Дверь отворилась, и в номер вошел Кунцевич в сопровождении мужчины, который держал в руках медицинский саквояж.

– Месье Гесслер, разрешите представить вам месье Пинеля – это доктор, который любезно согласился осмотреть тело и дать нужное нам заключение. – Мечислав Николаевич подмигнул. – У доктора своя лечебница, в которой есть прозекторская, куда мы и поместим труп, чтобы на него не смотрели лишние глаза. – Кунцевич подмигнул еще раз. – Не так ли, доктор?

Врач молча поклонился.

– А теперь прошу вас поторопиться, мы будем ожидать внизу, у экипажа, – сказав это, коллежский секретарь вышел из номера.
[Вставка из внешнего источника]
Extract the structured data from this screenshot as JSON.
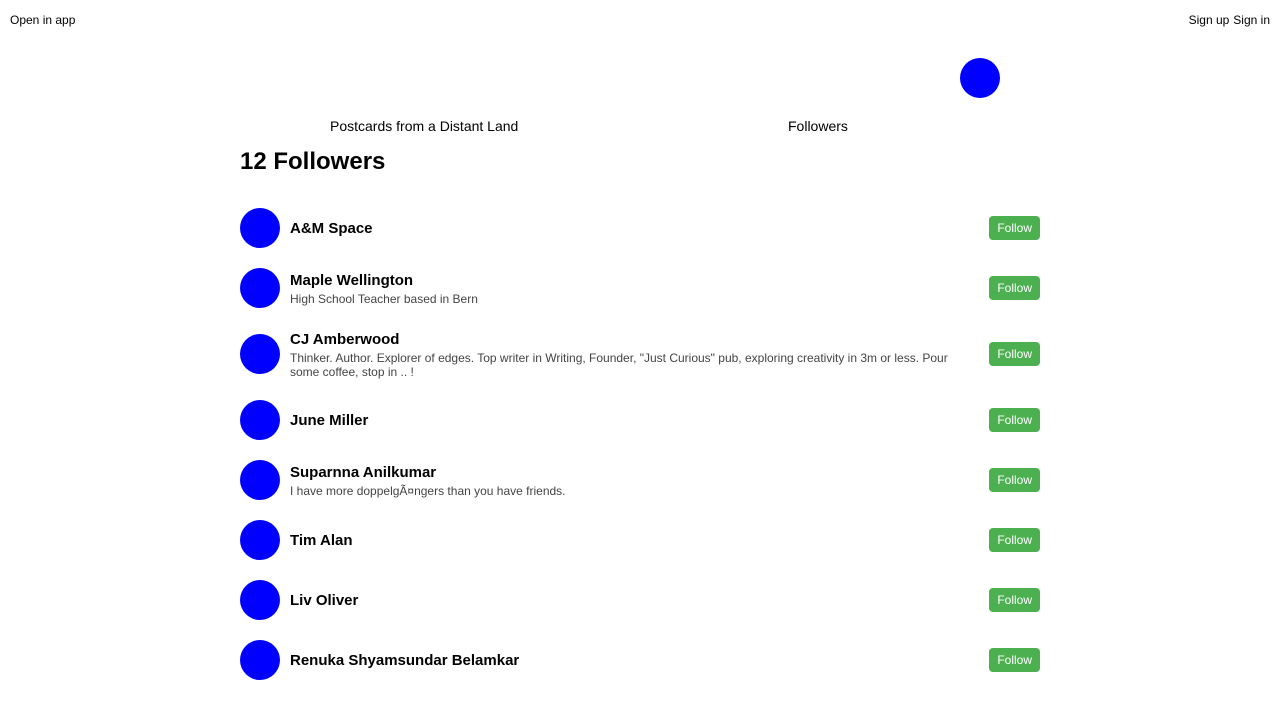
{
  "header": {
    "open_in_app": "Open in app",
    "sign_up": "Sign up",
    "sign_in": "Sign in"
  },
  "nav": {
    "publication": "Postcards from a Distant Land",
    "followers": "Followers"
  },
  "page_title": "12 Followers",
  "colors": {
    "avatar": "#0000ff",
    "follow_button": "#4caf50"
  },
  "followers": [
    {
      "name": "A&M Space",
      "bio": "",
      "button": "Follow"
    },
    {
      "name": "Maple Wellington",
      "bio": "High School Teacher based in Bern",
      "button": "Follow"
    },
    {
      "name": "CJ Amberwood",
      "bio": "Thinker. Author. Explorer of edges. Top writer in Writing, Founder, \"Just Curious\" pub, exploring creativity in 3m or less. Pour some coffee, stop in .. !",
      "button": "Follow"
    },
    {
      "name": "June Miller",
      "bio": "",
      "button": "Follow"
    },
    {
      "name": "Suparnna Anilkumar",
      "bio": "I have more doppelgÃ¤ngers than you have friends.",
      "button": "Follow"
    },
    {
      "name": "Tim Alan",
      "bio": "",
      "button": "Follow"
    },
    {
      "name": "Liv Oliver",
      "bio": "",
      "button": "Follow"
    },
    {
      "name": "Renuka Shyamsundar Belamkar",
      "bio": "",
      "button": "Follow"
    }
  ]
}
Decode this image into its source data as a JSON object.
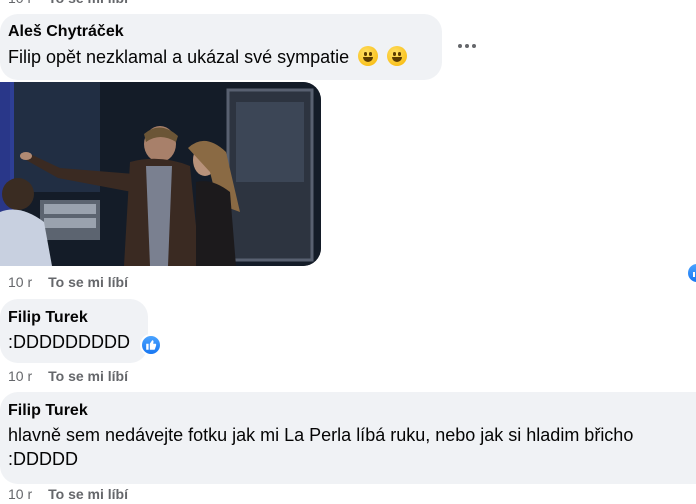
{
  "comments": [
    {
      "author": "Aleš Chytráček",
      "text": "Filip opět nezklamal a ukázal své sympatie",
      "time": "10 r",
      "like_label": "To se mi líbí"
    },
    {
      "author": "Filip Turek",
      "text": ":DDDDDDDDD",
      "time": "10 r",
      "like_label": "To se mi líbí"
    },
    {
      "author": "Filip Turek",
      "text_line1": "hlavně sem nedávejte fotku jak mi La Perla líbá ruku, nebo jak si hladim břicho",
      "text_line2": ":DDDDD",
      "time": "10 r",
      "like_label": "To se mi líbí"
    }
  ],
  "colors": {
    "bubble": "#f0f2f5",
    "meta": "#65676b",
    "like_blue": "#1877f2"
  },
  "icons": [
    "grinning-face-emoji",
    "more-options-icon",
    "like-reaction-icon"
  ]
}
Доктор последовал за ним.

Когда Гуттентаг спустился на улицу, то увидел у отеля четырехместную карету. Кунцевич и доктор уже были внутри. Рядом с ними сидел какой-то просто одетый малый, еще один примостился рядом с кучером.

– А это кто? – спросил немец, устраиваясь поудобнее на сиденье.

– Вы копать не собираетесь, а мы с доктором уж и подавно. Эти господа любезно согласились нам помочь, – ответил Мечислав Николаевич. – Да вы не переживайте, люди абсолютно надежные. Ну-с, господа, в путь! Показывайте дорогу, милостивый государь.


Ехали больше часа. Карета покинула пределы города и покатила по шоссейной дороге, идущей в сторону Вьена. Километра через три Гуттентаг приказал свернуть на грунтовку, ведущую в лес. Не успели лошади пройти и пятисот метров, как немец потребовал остановиться.

– Дальше пешком, господа, – сказал он дрожащим голосом.

Все вылезли из кареты, один из копателей достал из багажного отделения заступ и лопату, вручил заступ своему товарищу, и небольшая компания углубилась в лес. Шли недолго. Немец, лицо которого было белее писчей бумаги, остановился, покрутил головой и указал на одиноко стоявшую елку.

– Там, под этим деревом. – Гуттентаг достал из кармана мятый носовой платок и вытер обильно выступившую на лбу испарину.